If you’ve lived anywhere in Arizona long enough, you’ve likely encountered at least one scorpion.
Scorpions have become synonymous with the American Southwest — although various species can be found all over the United States and in other parts of the world — to the point that any tourist can pick up their own scorpion encased in a block of resin, with the trinket often molded into the shape of the state of Arizona.
Despite their unattractive — or “scary” — appearance, not all scorpions are particularly dangerous, especially in Arizona.
In Sedona and Northern Arizona, there are three common species most likely to be found out and about: the Arizona hairy scorpion [Hadrurus arizonesis], the striped-tail or devil scorpion [Vaejovis spinigerus], and the bark scorpion [Centruroides exilicauda].
The Arizona hairy scorpion, despite its size — it can grow up to seven inches in length — is venomous like all scorpions, but its venom is not considered particularly potent. It is also the least common of the three major species found in Arizona, and tends to burrow in the hot summer months.
In terms of venom potency, the same can be said for the striped-tail scorpion, which is smaller than the Arizona hairy and considered the most common species in the state.
Stings from both Arizona hairy and striped-tail scorpions can hurt like a bee sting, but are otherwise only harmful if the person being stung has an allergic reaction.
The bark scorpion, meanwhile, is another story altogether.

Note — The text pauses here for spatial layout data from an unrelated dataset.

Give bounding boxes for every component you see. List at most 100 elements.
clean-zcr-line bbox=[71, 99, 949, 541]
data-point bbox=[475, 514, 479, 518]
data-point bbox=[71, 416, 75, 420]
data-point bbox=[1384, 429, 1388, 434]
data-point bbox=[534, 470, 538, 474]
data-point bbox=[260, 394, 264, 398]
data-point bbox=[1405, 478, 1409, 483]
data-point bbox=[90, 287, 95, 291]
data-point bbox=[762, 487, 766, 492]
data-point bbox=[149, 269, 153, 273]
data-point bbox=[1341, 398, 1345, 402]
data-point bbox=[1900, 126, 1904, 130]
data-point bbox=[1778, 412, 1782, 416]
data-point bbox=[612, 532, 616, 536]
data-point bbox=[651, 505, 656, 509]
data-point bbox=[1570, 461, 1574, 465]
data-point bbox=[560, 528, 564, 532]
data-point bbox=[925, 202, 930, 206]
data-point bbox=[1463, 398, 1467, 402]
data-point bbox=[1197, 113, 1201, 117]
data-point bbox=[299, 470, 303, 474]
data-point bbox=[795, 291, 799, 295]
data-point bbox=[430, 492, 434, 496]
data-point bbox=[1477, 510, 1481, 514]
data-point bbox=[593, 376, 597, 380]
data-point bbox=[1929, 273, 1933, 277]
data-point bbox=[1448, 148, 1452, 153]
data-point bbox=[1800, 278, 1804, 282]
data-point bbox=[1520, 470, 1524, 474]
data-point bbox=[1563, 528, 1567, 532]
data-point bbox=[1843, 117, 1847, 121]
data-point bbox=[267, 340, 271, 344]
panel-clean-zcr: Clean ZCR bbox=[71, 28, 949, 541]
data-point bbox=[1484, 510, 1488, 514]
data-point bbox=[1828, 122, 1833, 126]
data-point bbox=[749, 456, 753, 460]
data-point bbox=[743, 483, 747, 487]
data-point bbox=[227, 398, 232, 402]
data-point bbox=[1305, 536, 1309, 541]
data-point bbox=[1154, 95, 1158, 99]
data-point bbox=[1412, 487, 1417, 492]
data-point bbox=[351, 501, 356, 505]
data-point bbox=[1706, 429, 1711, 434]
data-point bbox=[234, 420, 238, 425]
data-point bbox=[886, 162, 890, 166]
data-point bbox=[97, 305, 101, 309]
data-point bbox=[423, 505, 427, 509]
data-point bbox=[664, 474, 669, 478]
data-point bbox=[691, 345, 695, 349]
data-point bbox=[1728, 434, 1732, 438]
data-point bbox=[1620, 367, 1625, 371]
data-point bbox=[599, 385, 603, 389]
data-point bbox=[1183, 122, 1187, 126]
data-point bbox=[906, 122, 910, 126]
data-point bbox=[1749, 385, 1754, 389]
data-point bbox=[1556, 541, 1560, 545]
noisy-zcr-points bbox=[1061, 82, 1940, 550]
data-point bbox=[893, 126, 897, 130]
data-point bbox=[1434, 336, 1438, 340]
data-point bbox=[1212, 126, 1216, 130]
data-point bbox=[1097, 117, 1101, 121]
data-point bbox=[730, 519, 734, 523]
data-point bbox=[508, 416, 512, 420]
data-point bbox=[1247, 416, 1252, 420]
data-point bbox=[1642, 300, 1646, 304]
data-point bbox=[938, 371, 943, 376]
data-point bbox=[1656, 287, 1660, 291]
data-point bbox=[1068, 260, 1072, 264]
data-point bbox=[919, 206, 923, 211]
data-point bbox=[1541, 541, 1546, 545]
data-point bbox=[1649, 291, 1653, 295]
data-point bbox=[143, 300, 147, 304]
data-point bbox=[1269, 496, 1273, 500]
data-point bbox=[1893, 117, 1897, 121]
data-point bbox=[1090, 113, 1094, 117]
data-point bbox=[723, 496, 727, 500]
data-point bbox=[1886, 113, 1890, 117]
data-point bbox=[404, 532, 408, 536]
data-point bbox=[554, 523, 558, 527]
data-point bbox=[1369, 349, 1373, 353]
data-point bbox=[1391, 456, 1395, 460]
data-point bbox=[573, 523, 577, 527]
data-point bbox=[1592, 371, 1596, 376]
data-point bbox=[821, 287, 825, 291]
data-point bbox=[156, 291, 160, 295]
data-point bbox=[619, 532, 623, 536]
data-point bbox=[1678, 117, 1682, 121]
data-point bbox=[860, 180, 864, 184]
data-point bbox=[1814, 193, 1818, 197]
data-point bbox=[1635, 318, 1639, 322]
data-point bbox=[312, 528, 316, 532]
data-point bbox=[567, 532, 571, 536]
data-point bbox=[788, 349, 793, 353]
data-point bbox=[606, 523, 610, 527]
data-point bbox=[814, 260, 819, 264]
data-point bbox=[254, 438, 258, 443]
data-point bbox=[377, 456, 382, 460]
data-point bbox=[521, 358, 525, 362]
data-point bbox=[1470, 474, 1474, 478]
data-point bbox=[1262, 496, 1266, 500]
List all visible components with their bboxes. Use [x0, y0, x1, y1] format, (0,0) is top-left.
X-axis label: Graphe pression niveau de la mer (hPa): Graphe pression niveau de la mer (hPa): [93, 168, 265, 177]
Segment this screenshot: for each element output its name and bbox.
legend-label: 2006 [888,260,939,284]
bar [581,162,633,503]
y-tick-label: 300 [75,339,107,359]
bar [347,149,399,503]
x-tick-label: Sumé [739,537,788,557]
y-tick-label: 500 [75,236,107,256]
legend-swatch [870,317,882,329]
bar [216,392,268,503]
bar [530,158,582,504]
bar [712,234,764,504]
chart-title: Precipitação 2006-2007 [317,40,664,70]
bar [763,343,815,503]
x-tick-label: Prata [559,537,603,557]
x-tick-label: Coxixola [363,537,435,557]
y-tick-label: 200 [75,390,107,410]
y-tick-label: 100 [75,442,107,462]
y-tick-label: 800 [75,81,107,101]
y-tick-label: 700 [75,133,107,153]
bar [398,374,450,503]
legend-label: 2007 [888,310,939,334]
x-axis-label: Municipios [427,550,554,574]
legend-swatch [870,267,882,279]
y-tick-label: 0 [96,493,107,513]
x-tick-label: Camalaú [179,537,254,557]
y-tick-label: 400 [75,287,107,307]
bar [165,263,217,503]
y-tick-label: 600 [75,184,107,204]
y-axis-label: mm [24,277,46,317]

According to the Arizona-Sonora Desert Museum, the bark scorpion is the only one of the three that displays an affinity for climbing and clinging to walls, trees and overhangs, and combined with its lighter, more translucent appearance compared to other species, it can be the one most likely to be accidentally picked up or stepped on.
Unfortunately, the bark scorpion — the most venomous species in North America — is the one species of the three whose sting is considered harmful to humans and pets, as well as the species most likely found around the house, in closets, cabinets and garages or a tool shed.
As summer fades away and temperatures begin to drop, bark scorpions can become more common indoors and are the only species known to coexist with each other in groups.
According to the University of Arizona, the bark scorpion’s sting can typically cause numbness and pain in adults, with only small children, animals and people with weak immune systems in life-threatening danger. Fatalities from bark scorpion stings are incredibly rare, with the University of Arizona noting only two recorded deaths in the state since the 1960s.
Cool — not cold — compresses and over-the-counter painkillers are generally recommended for most stings from scorpions.
All scorpions are photophobic — displaying an aversion to light — and are primarily nocturnal predators. During daytime hours, hikers out on a trail are more likely to find a scorpion hiding under a rock than actively hunting.
To find scorpions during their peak hunting hours at night, all one needs is a black light, as most scorpions have a fluorescent chemical in the skin of their exoskeleton that glows under ultraviolet light. In recent years, many hardware stores have begun stocking UV flashlights for customers in need of home pest control.
According to the National Park Service, natural predators to scorpions include birds and snakes, as well as lizards, mice and even bats.